|
↓ Содержание ↓
↑ Свернуть ↑
|
Самолет приземлился с глухим стуком, вырвав Элис из тревожной дрёмы. За иллюминатором плыла непривычно сочная, почти изумрудная зелень Вирджинии, так непохожая на выжженные солнцем кампусы её родного Аризоны. Внутри всё ещё клокотала обида, кислая и неудобная. Зачем? Просто потому, что старый профессор Эдгар, её научный руководитель, махнул морщинистой рукой и изрёк: «Тебе нужно не в архивы, а к людям. К земле. Они ждут».
«Они» — это загадочное племя паухатан, о котором она писала сухие, выверенные страницы. «Ждут» — потому что Эдгар, оказывается, в молодости жил среди них и отправил весточку с каким-то странным, несовременным посылом. Всё это пахло романтическим бредом, а не академической работой. Но Эдгар был титаном в своей области, и его слово было законом.
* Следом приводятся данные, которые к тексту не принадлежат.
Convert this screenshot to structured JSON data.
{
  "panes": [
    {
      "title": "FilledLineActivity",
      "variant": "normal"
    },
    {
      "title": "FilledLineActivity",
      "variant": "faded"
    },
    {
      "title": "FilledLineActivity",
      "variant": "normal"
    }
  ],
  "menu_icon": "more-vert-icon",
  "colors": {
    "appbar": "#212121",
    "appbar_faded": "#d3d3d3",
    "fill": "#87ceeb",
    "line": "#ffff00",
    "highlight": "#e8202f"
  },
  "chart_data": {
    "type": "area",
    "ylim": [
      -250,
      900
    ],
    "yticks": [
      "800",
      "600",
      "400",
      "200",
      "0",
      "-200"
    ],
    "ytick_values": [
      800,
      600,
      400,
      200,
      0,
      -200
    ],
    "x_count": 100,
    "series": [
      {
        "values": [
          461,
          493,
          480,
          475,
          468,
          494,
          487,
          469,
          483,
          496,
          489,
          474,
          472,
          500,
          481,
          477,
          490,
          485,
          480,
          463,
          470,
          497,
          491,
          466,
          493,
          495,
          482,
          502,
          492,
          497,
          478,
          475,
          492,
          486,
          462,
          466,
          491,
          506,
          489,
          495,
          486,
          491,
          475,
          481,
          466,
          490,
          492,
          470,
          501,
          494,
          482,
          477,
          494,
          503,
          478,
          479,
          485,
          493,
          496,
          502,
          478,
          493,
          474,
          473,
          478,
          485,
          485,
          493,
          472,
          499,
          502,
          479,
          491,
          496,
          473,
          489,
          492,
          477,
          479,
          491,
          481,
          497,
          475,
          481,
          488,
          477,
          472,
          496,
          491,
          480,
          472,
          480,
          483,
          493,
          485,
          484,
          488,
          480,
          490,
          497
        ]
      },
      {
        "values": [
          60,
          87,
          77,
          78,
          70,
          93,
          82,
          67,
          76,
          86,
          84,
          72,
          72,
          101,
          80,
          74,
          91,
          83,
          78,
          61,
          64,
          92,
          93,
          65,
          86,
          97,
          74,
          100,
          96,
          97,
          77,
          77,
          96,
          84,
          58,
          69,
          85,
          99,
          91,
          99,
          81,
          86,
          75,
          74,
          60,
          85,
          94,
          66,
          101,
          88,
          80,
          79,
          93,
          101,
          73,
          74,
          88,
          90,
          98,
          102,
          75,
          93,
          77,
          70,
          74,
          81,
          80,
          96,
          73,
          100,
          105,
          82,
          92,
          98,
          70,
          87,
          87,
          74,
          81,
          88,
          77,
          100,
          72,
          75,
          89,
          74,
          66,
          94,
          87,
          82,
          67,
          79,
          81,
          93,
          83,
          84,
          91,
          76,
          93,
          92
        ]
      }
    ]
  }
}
Даже для строптивой аспирантки, предпочитавшей библиотечную пыль комарам и неизвестности.
Таксист, грузный мужчина с усталыми глазами, весь путь молчал, лишь изредка покосившись на её элегантный, явно городской костюм и небольшую дорожную сумку. Дорога сужалась, асфальт сменялся гравием, потом грунтовкой. Лес по бокам смыкался в плотную, почти непроницаемую стену.
«Далее не поеду», — буркнул он наконец, резко останавливая машину на крошечной поляне. — Карты тут врут. Земля слишком дикая, горная. Не для машин. Да и для дам на шпильках, — добавил он, бросив взгляд на её каблуки.
Элис попыталась возразить, показать геолокацию, присланную профессором. Но на экране телефона красовался предательский значок «Нет сети».
Таксист, не дожидаясь дальнейших препирательств, развернулся и уехал, оставив её одну в звенящей, подавляющей тишине.
Первой реакцией была паника, острая и колючая. Потом пришла волна гнева — на Эдгара, на таксиста, на весь этот нелепый проект. Но отступать было некуда. Сжав зубы, Элис взглянула на распечатку с приблизительной картой. До селения, если оно вообще существовало, должно было быть около пяти миль через холмы.
Путь начался как неудобная прогулка, но быстро превратился в испытание. Каблуки тонули в мягкой земле, скользили по мху, покрывавшим валуны. Через полчаса она сняла их, пожалев о кроссовках, оставленных дома.
Холодная вода ручьёв обжигала ступни. Насекомые, невидимые и настойчивые, вились вокруг. Каждый шаг давался с трудом, а чувство глупой, беспомощной ярости лишь росло. Она, Элис Морган, подающая надежды этнограф, ползёт на четвереньках через какую-то протоку, чтобы написать диссертацию...
Сумрак наступил стремительно. Элис, дрожащая, измученная, прислонилась к огромному кедру, пытаясь перевести дух. Она думала о тёплой квартире, о чашке кофе, о глупости всей этой затеи. Именно в этот миг абсолютной усталости и отчаяния тишину разорвал оглушительный звук — хруст ломающихся веток совсем рядом.
Она замерла. Из чащи на поляну, тяжело переваливаясь, вышел огромный чёрный медведь. Раздалось низкое рычание, от которого кровь стыла в жилах. Это был хозяин леса, решивший, что ужин сам пришёл к нему в лапы.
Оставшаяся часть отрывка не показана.